A man arrested after two Garda detectives were injured in a shooting in Dublin last month has been denied bail despite pleading to be kept under 24-hour house arrest.
Daniel Goulding, 38, who has been receiving psychiatric treatment for several years, was charged following an exchange of gunfire and a two-hour siege at his family home on May 25th at Whitechapel Grove, Clonsilla, Dublin 15.
The detectives were shot in the foot, one was wounded in the hand, and members of the public were exposed to the incident, it has been alleged.
Mr Goulding was charged with unlawful possession of firearms with intent to endanger life, and possessing two 9 mm Makarov sub-machine guns, one semi-automatic Makarov 9 mm pistol and 74 rounds of various types of ammunition.
The weapons were allegedly seized at the house and from a garden shed.
He did not apply for bail at his first hearing on May 28th and was remanded in custody.
He faced his third appearance, via video-link, at Cloverhill District Court today. Defence solicitor Fergal Boyle said his client was applying for bail, which was opposed due to the seriousness of the case and witness intimidation fears.
Report of gunshots
Detective Sergeant Michael Redmond told Judge Victor Blake that gardai were alerted at 7.04pm on May 25th about gunshots in the vicinity of Whitechapel Grove.
The two detectives arrived at the scene and “almost immediately came under fire” from a male in an upstairs bedroom of Mr Goulding’s home.
They took cover behind an unmarked patrol car which was struck a number of times.
The detectives were shot in their left legs and one of them was struck in his left hand.
The names of the two injured officers cannot be reported at this stage.
A Garda Armed Support Unit arrived with other units, including trained negotiators, and they put in place a critical firearms incident response.
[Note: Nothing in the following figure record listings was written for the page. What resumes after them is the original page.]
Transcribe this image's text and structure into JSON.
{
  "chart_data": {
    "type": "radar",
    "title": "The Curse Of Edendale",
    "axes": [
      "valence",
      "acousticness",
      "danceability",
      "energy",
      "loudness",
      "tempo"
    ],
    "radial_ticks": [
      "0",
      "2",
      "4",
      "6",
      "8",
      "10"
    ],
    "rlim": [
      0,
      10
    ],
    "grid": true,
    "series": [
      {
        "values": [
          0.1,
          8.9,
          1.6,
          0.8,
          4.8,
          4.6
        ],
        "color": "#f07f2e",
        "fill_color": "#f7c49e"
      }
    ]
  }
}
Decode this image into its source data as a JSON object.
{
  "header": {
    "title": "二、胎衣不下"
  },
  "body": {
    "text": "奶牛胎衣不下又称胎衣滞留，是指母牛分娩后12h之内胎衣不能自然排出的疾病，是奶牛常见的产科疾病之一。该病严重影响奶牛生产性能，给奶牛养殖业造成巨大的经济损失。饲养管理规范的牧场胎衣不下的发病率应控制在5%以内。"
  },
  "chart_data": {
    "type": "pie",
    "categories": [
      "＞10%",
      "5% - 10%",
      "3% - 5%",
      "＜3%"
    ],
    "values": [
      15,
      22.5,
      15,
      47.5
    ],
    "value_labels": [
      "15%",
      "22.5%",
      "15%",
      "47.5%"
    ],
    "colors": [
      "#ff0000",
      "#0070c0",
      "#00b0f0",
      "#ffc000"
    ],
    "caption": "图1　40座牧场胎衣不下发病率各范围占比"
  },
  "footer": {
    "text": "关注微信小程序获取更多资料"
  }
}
A number of homes were evacuated.
A barricade incident developed and after two hours of negotiations, firearms were surrendered from the house and were made safe.
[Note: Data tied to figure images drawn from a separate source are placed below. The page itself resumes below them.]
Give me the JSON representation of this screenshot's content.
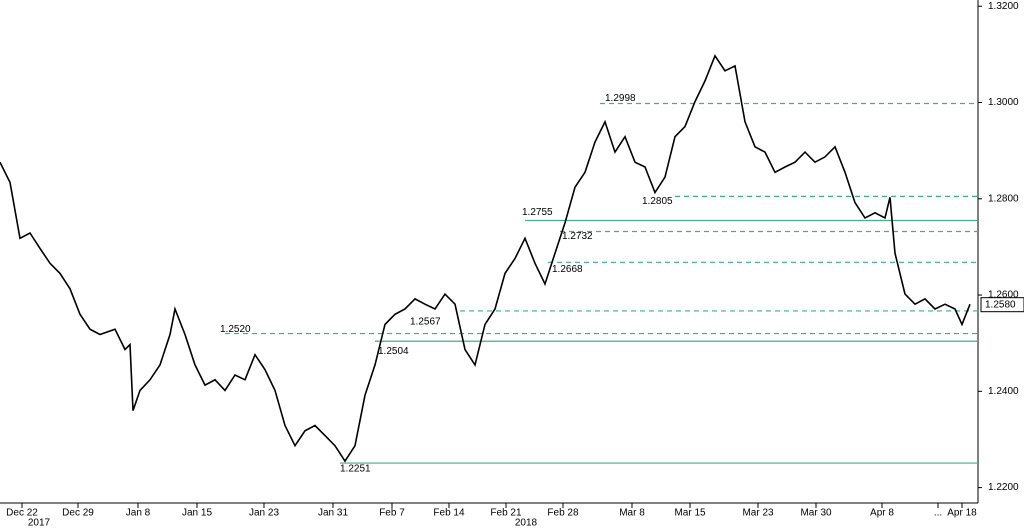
{
  "chart_data": {
    "type": "line",
    "color": "#000000",
    "level_color": "#3fae8c",
    "xlim": [
      0,
      97.5
    ],
    "ylim": [
      1.2168,
      1.3213
    ],
    "yticks": [
      {
        "value": 1.22,
        "label": "1.2200"
      },
      {
        "value": 1.24,
        "label": "1.2400"
      },
      {
        "value": 1.26,
        "label": "1.2600"
      },
      {
        "value": 1.28,
        "label": "1.2800"
      },
      {
        "value": 1.3,
        "label": "1.3000"
      },
      {
        "value": 1.32,
        "label": "1.3200"
      }
    ],
    "xticks": [
      {
        "value": 2.2,
        "label": "Dec 22"
      },
      {
        "value": 7.8,
        "label": "Dec 29"
      },
      {
        "value": 13.8,
        "label": "Jan 8"
      },
      {
        "value": 19.7,
        "label": "Jan 15"
      },
      {
        "value": 26.4,
        "label": "Jan 23"
      },
      {
        "value": 33.3,
        "label": "Jan 31"
      },
      {
        "value": 39.2,
        "label": "Feb 7"
      },
      {
        "value": 44.9,
        "label": "Feb 14"
      },
      {
        "value": 50.6,
        "label": "Feb 21"
      },
      {
        "value": 56.3,
        "label": "Feb 28"
      },
      {
        "value": 63.2,
        "label": "Mar 8"
      },
      {
        "value": 69.0,
        "label": "Mar 15"
      },
      {
        "value": 75.8,
        "label": "Mar 23"
      },
      {
        "value": 81.6,
        "label": "Mar 30"
      },
      {
        "value": 88.2,
        "label": "Apr 8"
      },
      {
        "value": 93.8,
        "label": "..."
      },
      {
        "value": 96.2,
        "label": "Apr 18"
      }
    ],
    "year_labels": [
      {
        "value": 3.9,
        "label": "2017"
      },
      {
        "value": 52.6,
        "label": "2018"
      }
    ],
    "levels": [
      {
        "value": 1.2998,
        "label": "1.2998",
        "style": "dashed"
      },
      {
        "value": 1.2805,
        "label": "1.2805",
        "style": "dashed"
      },
      {
        "value": 1.2755,
        "label": "1.2755",
        "style": "solid"
      },
      {
        "value": 1.2732,
        "label": "1.2732",
        "style": "dashed"
      },
      {
        "value": 1.2668,
        "label": "1.2668",
        "style": "dashed"
      },
      {
        "value": 1.2567,
        "label": "1.2567",
        "style": "dashed"
      },
      {
        "value": 1.252,
        "label": "1.2520",
        "style": "dashed"
      },
      {
        "value": 1.2504,
        "label": "1.2504",
        "style": "solid"
      },
      {
        "value": 1.2251,
        "label": "1.2251",
        "style": "solid"
      }
    ],
    "last_price": {
      "value": 1.258,
      "label": "1.2580"
    },
    "series": [
      {
        "x": [
          0,
          1,
          2,
          3,
          4,
          5,
          6,
          7,
          8,
          9,
          10,
          11.5,
          12.5,
          13,
          13.3,
          14,
          15,
          16,
          17,
          17.5,
          18.5,
          19.5,
          20.5,
          21.5,
          22.5,
          23.5,
          24.5,
          25.5,
          26.5,
          27.5,
          28.5,
          29.5,
          30.5,
          31.5,
          32.5,
          33.5,
          34.5,
          35.5,
          36.5,
          37.5,
          38.5,
          39.5,
          40.5,
          41.5,
          42.5,
          43.5,
          44.5,
          45.5,
          46.5,
          47.5,
          48.5,
          49.5,
          50.5,
          51.5,
          52.5,
          53.5,
          54.5,
          55.5,
          56.5,
          57.5,
          58.5,
          59.5,
          60.5,
          61.5,
          62.5,
          63.5,
          64.5,
          65.5,
          66.5,
          67.5,
          68.5,
          69.5,
          70.5,
          71.5,
          72.5,
          73.5,
          74.5,
          75.5,
          76.5,
          77.5,
          78.5,
          79.5,
          80.5,
          81.5,
          82.5,
          83.5,
          84.5,
          85.5,
          86.5,
          87.5,
          88.5,
          89,
          89.5,
          90.5,
          91.5,
          92.5,
          93.5,
          94.5,
          95.5,
          96.2,
          97
        ],
        "values": [
          1.2876,
          1.2834,
          1.2718,
          1.2729,
          1.2697,
          1.2666,
          1.2645,
          1.2613,
          1.256,
          1.2529,
          1.2518,
          1.2529,
          1.2487,
          1.2497,
          1.236,
          1.2402,
          1.2424,
          1.2455,
          1.2518,
          1.2571,
          1.2518,
          1.2455,
          1.2413,
          1.2424,
          1.2402,
          1.2434,
          1.2424,
          1.2476,
          1.2445,
          1.2402,
          1.2329,
          1.2287,
          1.2318,
          1.2329,
          1.2308,
          1.2287,
          1.2255,
          1.2287,
          1.2392,
          1.2455,
          1.2539,
          1.256,
          1.2571,
          1.2592,
          1.2581,
          1.2571,
          1.2602,
          1.2581,
          1.2487,
          1.2455,
          1.2539,
          1.2571,
          1.2645,
          1.2676,
          1.2718,
          1.2666,
          1.2623,
          1.2687,
          1.275,
          1.2824,
          1.2855,
          1.2918,
          1.296,
          1.2897,
          1.2929,
          1.2876,
          1.2866,
          1.2813,
          1.2845,
          1.2929,
          1.295,
          1.3002,
          1.3045,
          1.3097,
          1.3066,
          1.3076,
          1.296,
          1.2908,
          1.2897,
          1.2855,
          1.2866,
          1.2876,
          1.2897,
          1.2876,
          1.2887,
          1.2908,
          1.2855,
          1.2792,
          1.276,
          1.2771,
          1.276,
          1.2803,
          1.2687,
          1.2602,
          1.2581,
          1.2592,
          1.2571,
          1.2581,
          1.2571,
          1.2539,
          1.2581
        ]
      }
    ]
  }
}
Mr Goulding was arrested and then detained at Blanchardstown Garda station.
The injured officers underwent surgery three days later to remove bullets from their feet. They may need further surgery and are not expected to return to work for a lengthy period, the contested bail hearing was told.
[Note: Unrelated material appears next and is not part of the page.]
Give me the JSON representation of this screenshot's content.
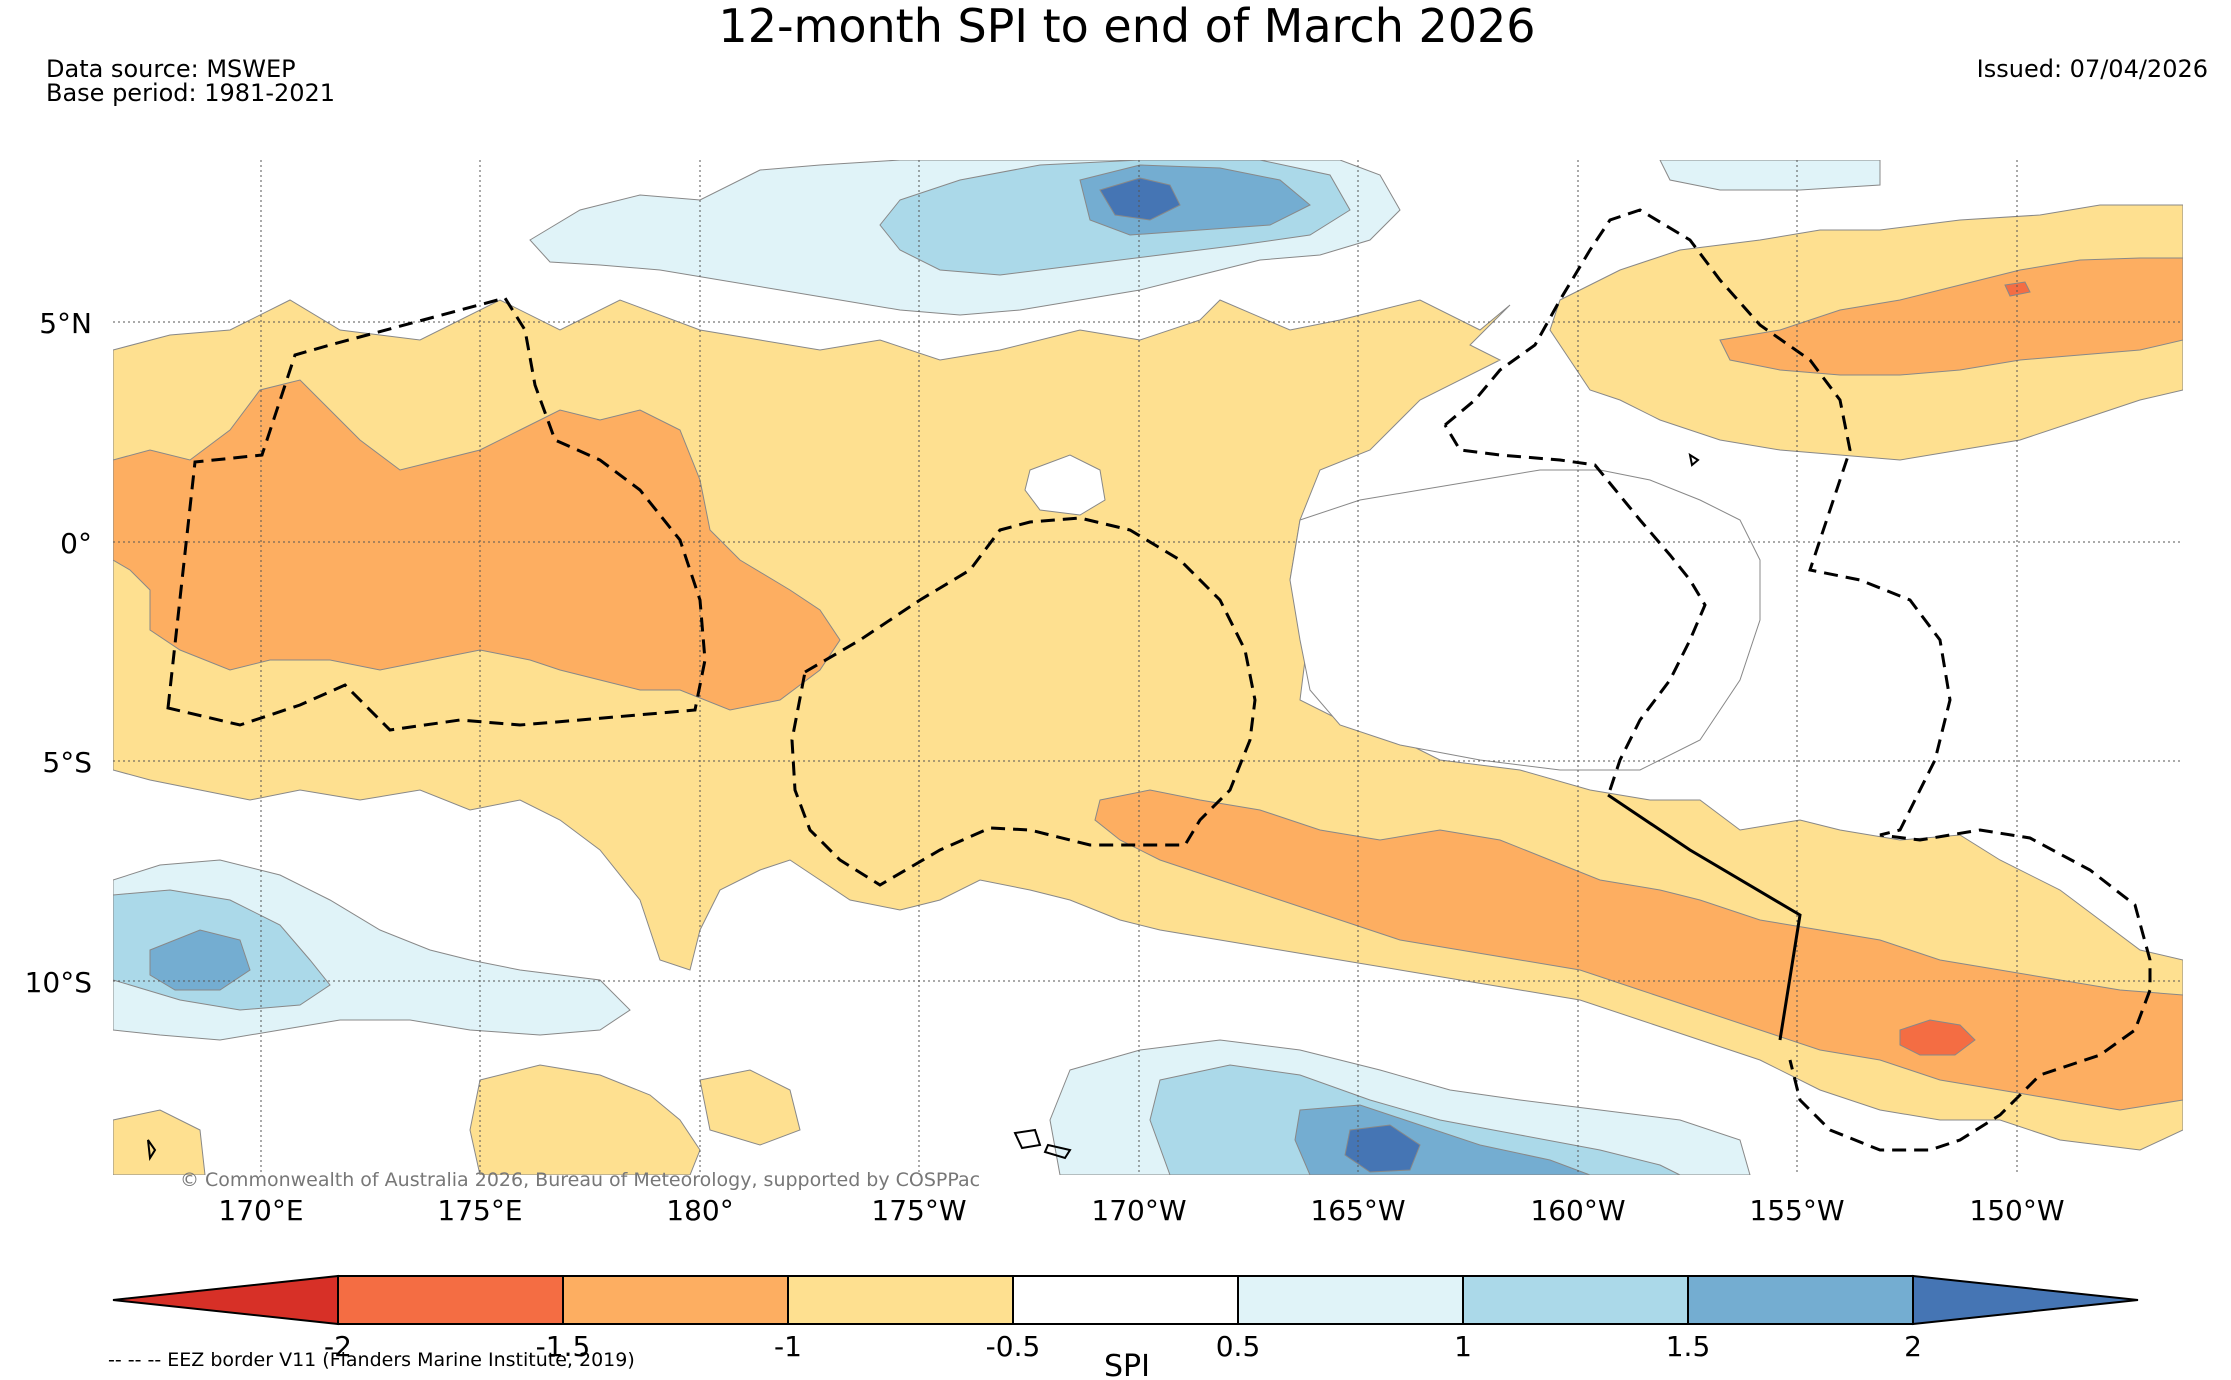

An extensive investigation has been carried out, Detective Sergeant Redmond said. One of the charges can carry a life sentence while the other can result in a maximum 14-year term of imprisonment, he said.
Fear of intimidation
He feared witness intimidation if bail were granted.
It was alleged the accused was the sole occupant in the house and had no top on as he fired from the top window.
A witness saw him “blasting” when gardai arrived, he said.
Detective Sergeant Redmond told the court that after two hours the accused came to a first floor window and threw a machine gun and a handgun into the front garden.
It was alleged a second machine gun and ammunition were found in a shed.
During his interview, Mr Goulding alleged gardai fired first which another witness said was not correct, it was alleged.
Mr Goulding’s solicitor said his client had longstanding mental health difficulties, but he would engage with and follow the guidance of his doctor.
He would also submit to house arrest under the care of his mother if released, Judge Blake was told.
Detective Sergeant Redmond replied that this would not alleviate his concerns and he was still objecting to bail.
Further more serious charges could be brought, he said.
Pleading for bail, Mr Boyle that there was no evidence, just speculation, in relation to the possibility of witness intimidation. He asked for bail with strict conditions and for the court not to be sucked into the media furore that has surrounded the case.
An independent surety of €5,000 was available, the solicitor told the court.
The solicitor pointed also out that his client’s trial may not take place for another two years.
Mr Goulding spoke briefly during the hearing but was not called to give evidence.
Judge Blake refused bail and remanded him in continuing custody to appear again in two weeks for directions from the Director of Public Prosecutions to be obtained.